これが1961年の論文なのですが、ぼくらが今やろうとしていることは平たく言うとこういう所なのです。彼らが想定していたリプレッサーっていうのをncRNAだと思えば、ncRNAがDNAに直接作用したり、RNAまたはタンパク質と相互作用することによってゲノム発現をいろいろなレベルでコントロールしている。多くの場合、彼らがリプレッサーと言っているように、ネガティブに調節している、抑制している。そういうのがだんだん見えてきた。
簡単に歴史だけを、二つの論文を使って紹介してきたのですが、ncRNAでもいろいろなタイプがあります。
最近RNAiやmiRNAというのが注目されているように、小分子ncRNAによる遺伝子発現制御機構が注目されたのは、1981年、たぶんこの年が最初の例ではないかと思います。

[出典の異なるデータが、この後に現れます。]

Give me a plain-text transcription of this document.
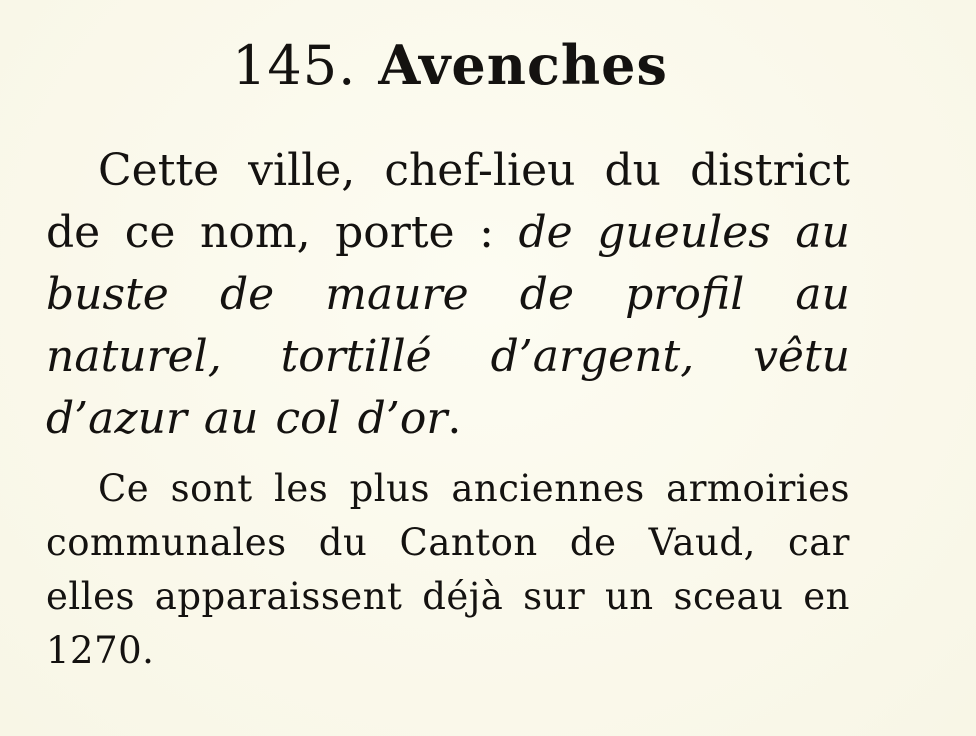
145. Avenches

Cette ville, chef-lieu du district de ce nom, porte : de gueules au buste de maure de profil au naturel, tortillé d’argent, vêtu d’azur au col d’or.

Ce sont les plus anciennes armoiries communales du Canton de Vaud, car elles apparaissent déjà sur un sceau en 1270.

国立遺伝学研究所の前所長でいらっしゃった富沢純一さんという非常に有名な先生が、コリシンE1というタンパク質の複製を調節するRNAを見つけます。これは直接DNAに作用して、プラスミドと言ってもいいかもしれませんがそれの複製を調節します。1981年はリボザイムの発見の年だったのですが、同じ年にこういう先駆的な発見がなされたわけですね。
この3年後、これは日本人のなのですが、今はニュージャージーにおられる有名な井上さんという方がミックRNAという小さなRNAがその大腸菌のポンプFというタンパク質のmRNAの翻訳を調節することを発見した。
その場合も塩基の相補性を利用して小さなRNAがmRNAと相互作用して負の調節をしています。
おそらくこういう、富沢さん、井上さんの研究がncRNA研究の発端なのではないかと思います。
スライド9
今、大腸菌の話をしましたけど、大腸菌の中で小さなRNAがどういう風に働くか、二つの例を簡単にあげました。一つは、相補性を利用して小さなRNAが標的のmRNAの5‘の開始コドンの少し上流あたりに作用してmRNAの構造を変化させて翻訳を抑制したり促進させたりしています。すなわち、その少し下流にある開始コドンAUGの部分をリボソームがくっつきやすいようにオープンな構造をとったり、あるいは閉じた構造にするかということを、小さなRNA分子が相互作用することで決めています。